Feature: Task provenance output

wlynch commented 1 year ago

We've talked about this on and off in the s3c working groups and also in the Artifacts proposal for the last couple of months, but I don't think an issue was ever filed, so creating one here!

cc @chuangw6 @lcarva @jerop

Feature request

It would be great if Tasks could have the ability to output structured provenance data about things it operates on, without needing users to explicitly specify them in Task spec.

e.g.

{
  "inputs": [{
      "name": "git+https://github.com/foo/bar.git",
      "digest": {
        "sha1": "f8161d035cdf328c7bb124fce192cb90b603f34ca78d73e33b736b4f6bddf993"
      }
  }],
  "outputs": [{
      "name": "oci://ttl.sh/foo/bar",
      "digest": {
        "sha1": "f8161d035cdf328c7bb124fce192cb90b603f34ca78d73e33b736b4f6bddf993"
      }
  }],
}

In this case inputs == "things I fetched", outputs == "things I produced". Naming TBD - not attached to these, but it's what's been coming up in discussions.

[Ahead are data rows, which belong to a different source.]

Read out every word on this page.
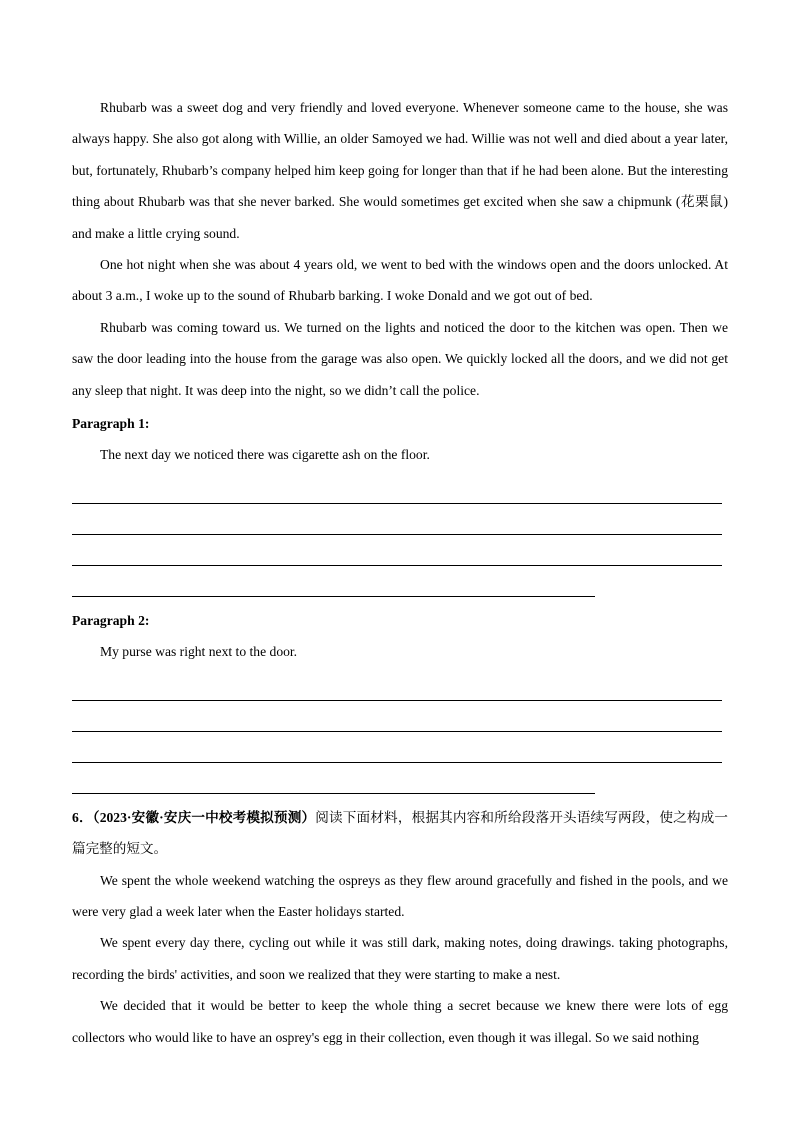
Rhubarb was a sweet dog and very friendly and loved everyone. Whenever someone came to the house, she was always happy. She also got along with Willie, an older Samoyed we had. Willie was not well and died about a year later, but, fortunately, Rhubarb’s company helped him keep going for longer than that if he had been alone. But the interesting thing about Rhubarb was that she never barked. She would sometimes get excited when she saw a chipmunk (花栗鼠) and make a little crying sound.

One hot night when she was about 4 years old, we went to bed with the windows open and the doors unlocked. At about 3 a.m., I woke up to the sound of Rhubarb barking. I woke Donald and we got out of bed.

Rhubarb was coming toward us. We turned on the lights and noticed the door to the kitchen was open. Then we saw the door leading into the house from the garage was also open. We quickly locked all the doors, and we did not get any sleep that night. It was deep into the night, so we didn’t call the police.

Paragraph 1:

The next day we noticed there was cigarette ash on the floor.

Paragraph 2:

My purse was right next to the door.

6．（2023·安徽·安庆一中校考模拟预测）阅读下面材料，根据其内容和所给段落开头语续写两段，使之构成一篇完整的短文。

We spent the whole weekend watching the ospreys as they flew around gracefully and fished in the pools, and we were very glad a week later when the Easter holidays started.

We spent every day there, cycling out while it was still dark, making notes, doing drawings. taking photographs, recording the birds' activities, and soon we realized that they were starting to make a nest.

We decided that it would be better to keep the whole thing a secret because we knew there were lots of egg collectors who would like to have an osprey's egg in their collection, even though it was illegal. So we said nothing
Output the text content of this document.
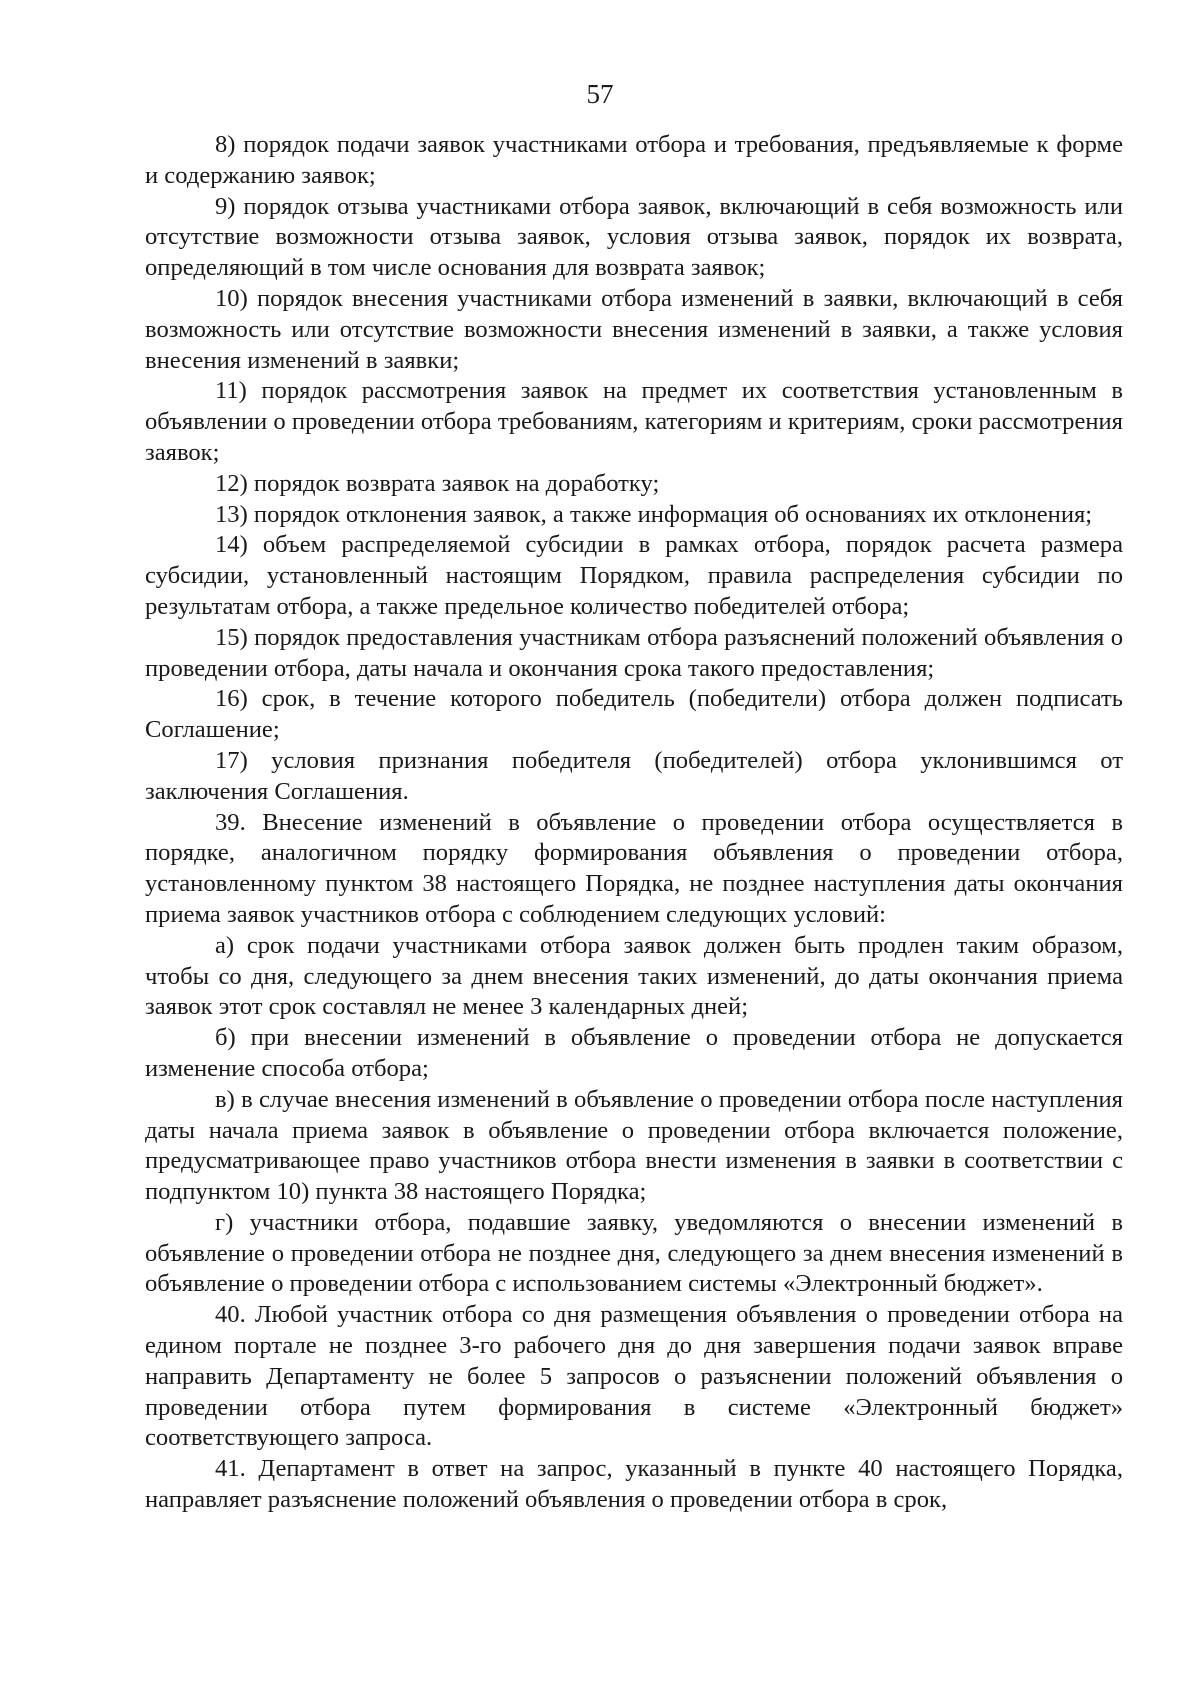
57

8) порядок подачи заявок участниками отбора и требования, предъявляемые к форме и содержанию заявок;

9) порядок отзыва участниками отбора заявок, включающий в себя возможность или отсутствие возможности отзыва заявок, условия отзыва заявок, порядок их возврата, определяющий в том числе основания для возврата заявок;

10) порядок внесения участниками отбора изменений в заявки, включающий в себя возможность или отсутствие возможности внесения изменений в заявки, а также условия внесения изменений в заявки;

11) порядок рассмотрения заявок на предмет их соответствия установленным в объявлении о проведении отбора требованиям, категориям и критериям, сроки рассмотрения заявок;

12) порядок возврата заявок на доработку;

13) порядок отклонения заявок, а также информация об основаниях их отклонения;

14) объем распределяемой субсидии в рамках отбора, порядок расчета размера субсидии, установленный настоящим Порядком, правила распределения субсидии по результатам отбора, а также предельное количество победителей отбора;

15) порядок предоставления участникам отбора разъяснений положений объявления о проведении отбора, даты начала и окончания срока такого предоставления;

16) срок, в течение которого победитель (победители) отбора должен подписать Соглашение;

17) условия признания победителя (победителей) отбора уклонившимся от заключения Соглашения.

39. Внесение изменений в объявление о проведении отбора осуществляется в порядке, аналогичном порядку формирования объявления о проведении отбора, установленному пунктом 38 настоящего Порядка, не позднее наступления даты окончания приема заявок участников отбора с соблюдением следующих условий:

а) срок подачи участниками отбора заявок должен быть продлен таким образом, чтобы со дня, следующего за днем внесения таких изменений, до даты окончания приема заявок этот срок составлял не менее 3 календарных дней;

б) при внесении изменений в объявление о проведении отбора не допускается изменение способа отбора;

в) в случае внесения изменений в объявление о проведении отбора после наступления даты начала приема заявок в объявление о проведении отбора включается положение, предусматривающее право участников отбора внести изменения в заявки в соответствии с подпунктом 10) пункта 38 настоящего Порядка;

г) участники отбора, подавшие заявку, уведомляются о внесении изменений в объявление о проведении отбора не позднее дня, следующего за днем внесения изменений в объявление о проведении отбора с использованием системы «Электронный бюджет».

40. Любой участник отбора со дня размещения объявления о проведении отбора на едином портале не позднее 3-го рабочего дня до дня завершения подачи заявок вправе направить Департаменту не более 5 запросов о разъяснении положений объявления о проведении отбора путем формирования в системе «Электронный бюджет» соответствующего запроса.

41. Департамент в ответ на запрос, указанный в пункте 40 настоящего Порядка, направляет разъяснение положений объявления о проведении отбора в срок,
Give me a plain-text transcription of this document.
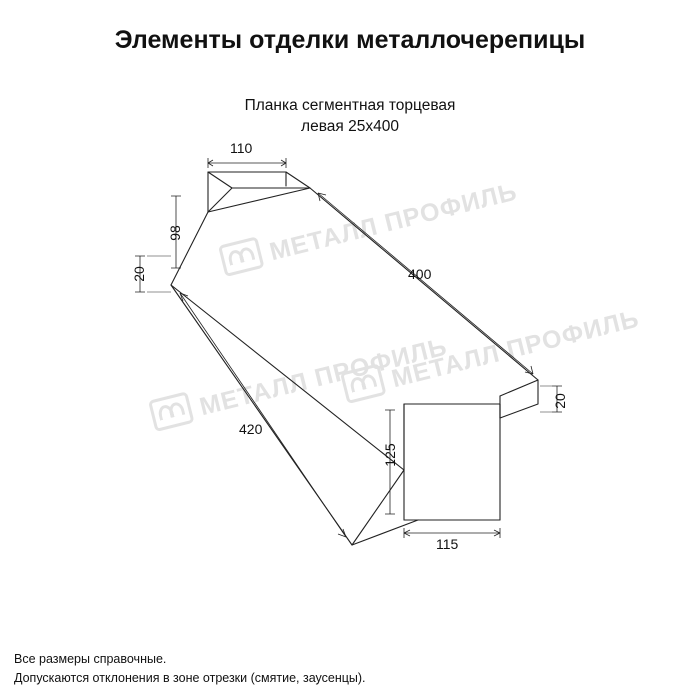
Элементы отделки металлочерепицы
Планка сегментная торцевая
левая 25x400
МЕТАЛЛ ПРОФИЛЬ
МЕТАЛЛ ПРОФИЛЬ
МЕТАЛЛ ПРОФИЛЬ
110
98
20	400
420
125
20
115
Все размеры справочные.
Допускаются отклонения в зоне отрезки (смятие, заусенцы).
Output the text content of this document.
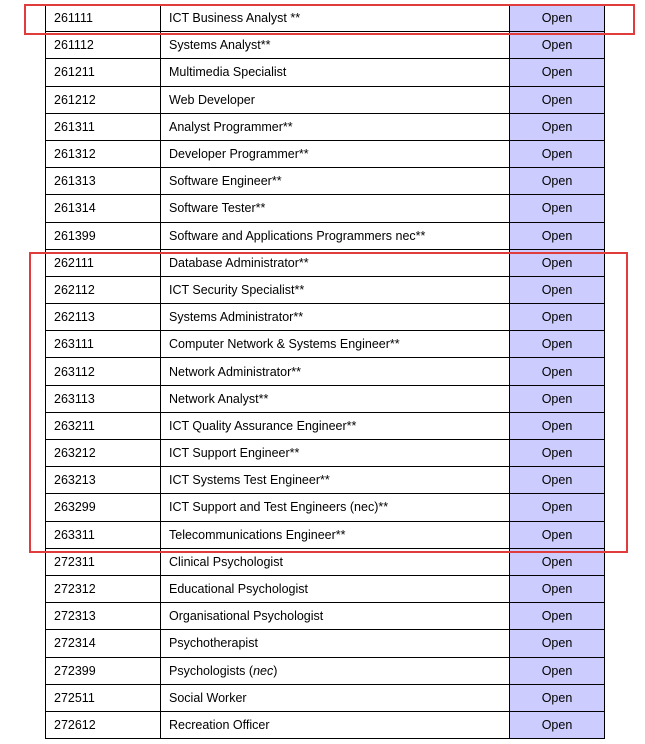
261111	ICT Business Analyst **	Open
261112	Systems Analyst**	Open
261211	Multimedia Specialist	Open
261212	Web Developer	Open
261311	Analyst Programmer**	Open
261312	Developer Programmer**	Open
261313	Software Engineer**	Open
261314	Software Tester**	Open
261399	Software and Applications Programmers nec**	Open
262111	Database Administrator**	Open
262112	ICT Security Specialist**	Open
262113	Systems Administrator**	Open
263111	Computer Network & Systems Engineer**	Open
263112	Network Administrator**	Open
263113	Network Analyst**	Open
263211	ICT Quality Assurance Engineer**	Open
263212	ICT Support Engineer**	Open
263213	ICT Systems Test Engineer**	Open
263299	ICT Support and Test Engineers (nec)**	Open
263311	Telecommunications Engineer**	Open
272311	Clinical Psychologist	Open
272312	Educational Psychologist	Open
272313	Organisational Psychologist	Open
272314	Psychotherapist	Open
272399	Psychologists (nec)	Open
272511	Social Worker	Open
272612	Recreation Officer	Open
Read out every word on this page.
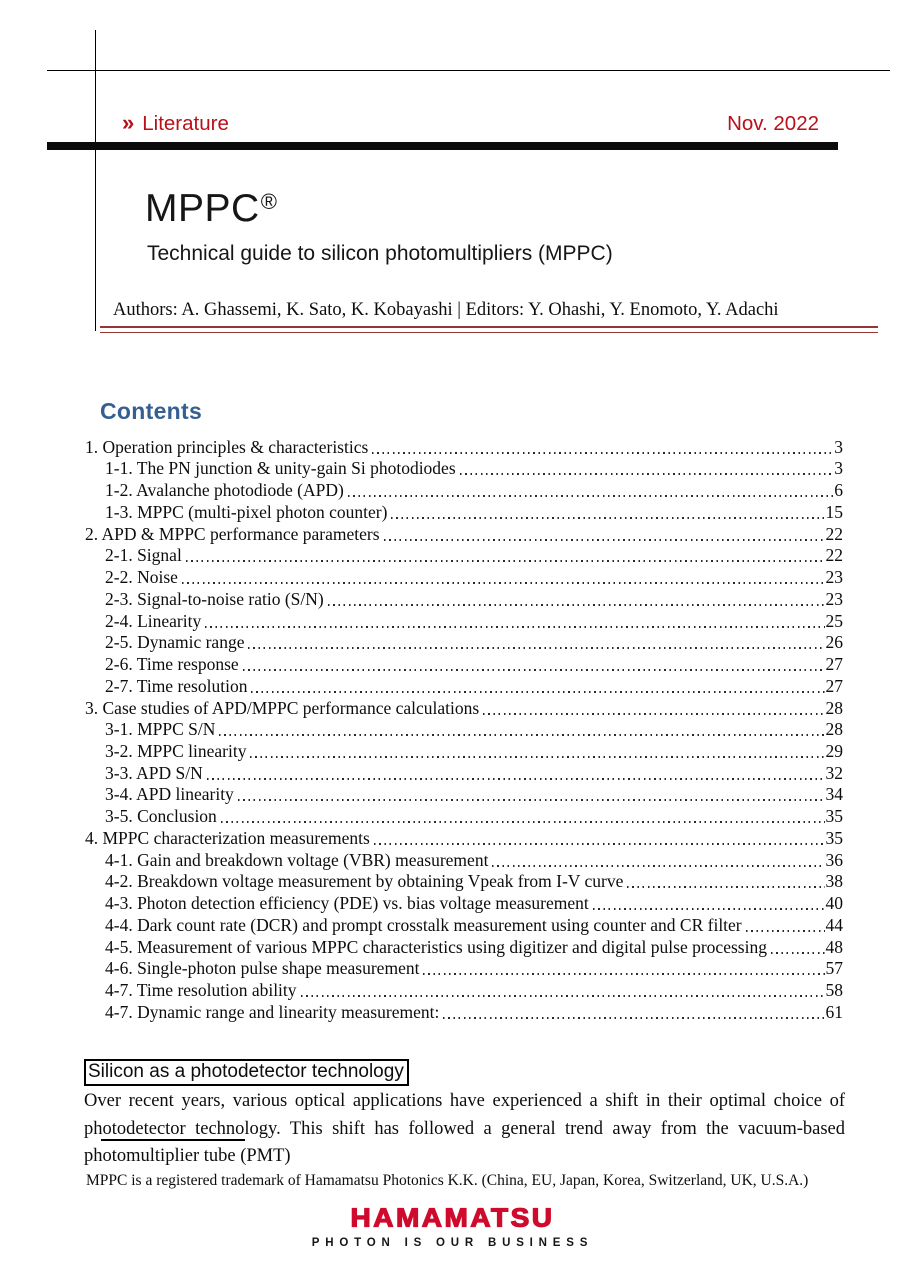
» Literature	Nov. 2022
MPPC®
Technical guide to silicon photomultipliers (MPPC)
Authors: A. Ghassemi, K. Sato, K. Kobayashi | Editors: Y. Ohashi, Y. Enomoto, Y. Adachi
Contents
1. Operation principles & characteristics	3
1-1. The PN junction & unity-gain Si photodiodes	3
1-2. Avalanche photodiode (APD)	6
1-3. MPPC (multi-pixel photon counter)	15
2. APD & MPPC performance parameters	22
2-1. Signal	22
2-2. Noise	23
2-3. Signal-to-noise ratio (S/N)	23
2-4. Linearity	25
2-5. Dynamic range	26
2-6. Time response	27
2-7. Time resolution	27
3. Case studies of APD/MPPC performance calculations	28
3-1. MPPC S/N	28
3-2. MPPC linearity	29
3-3. APD S/N	32
3-4. APD linearity	34
3-5. Conclusion	35
4. MPPC characterization measurements	35
4-1. Gain and breakdown voltage (VBR) measurement	36
4-2. Breakdown voltage measurement by obtaining Vpeak from I-V curve	38
4-3. Photon detection efficiency (PDE) vs. bias voltage measurement	40
4-4. Dark count rate (DCR) and prompt crosstalk measurement using counter and CR filter	44
4-5. Measurement of various MPPC characteristics using digitizer and digital pulse processing	48
4-6. Single-photon pulse shape measurement	57
4-7. Time resolution ability	58
4-7. Dynamic range and linearity measurement:	61
Silicon as a photodetector technology
Over recent years, various optical applications have experienced a shift in their optimal choice of photodetector technology. This shift has followed a general trend away from the vacuum-based photomultiplier tube (PMT)
MPPC is a registered trademark of Hamamatsu Photonics K.K. (China, EU, Japan, Korea, Switzerland, UK, U.S.A.)
HAMAMATSU
PHOTON IS OUR BUSINESS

The idea here is to let Task implementations treat these like a result with a well defined schema - let Tasks write data to a particular Task file(s) (e.g. /tekton/provenance/inputs/foo.json, /tekton/provenance/outputs/bar.json), then have the entrypoint slurp the data up and return it back to the controller. https://pkg.go.dev/github.com/tektoncd/pipeline/pkg/apis/pipeline/v1beta1#Provenance would likely be a good home for this data.

Because the schema will be well defined, we can take shortcuts to compress this (e.g. we don't need to store the entire payload in the termination message buffer, we can transfer a serialized version).

We can also piggyback off of TEP-0089 for non-falsifiable provenance.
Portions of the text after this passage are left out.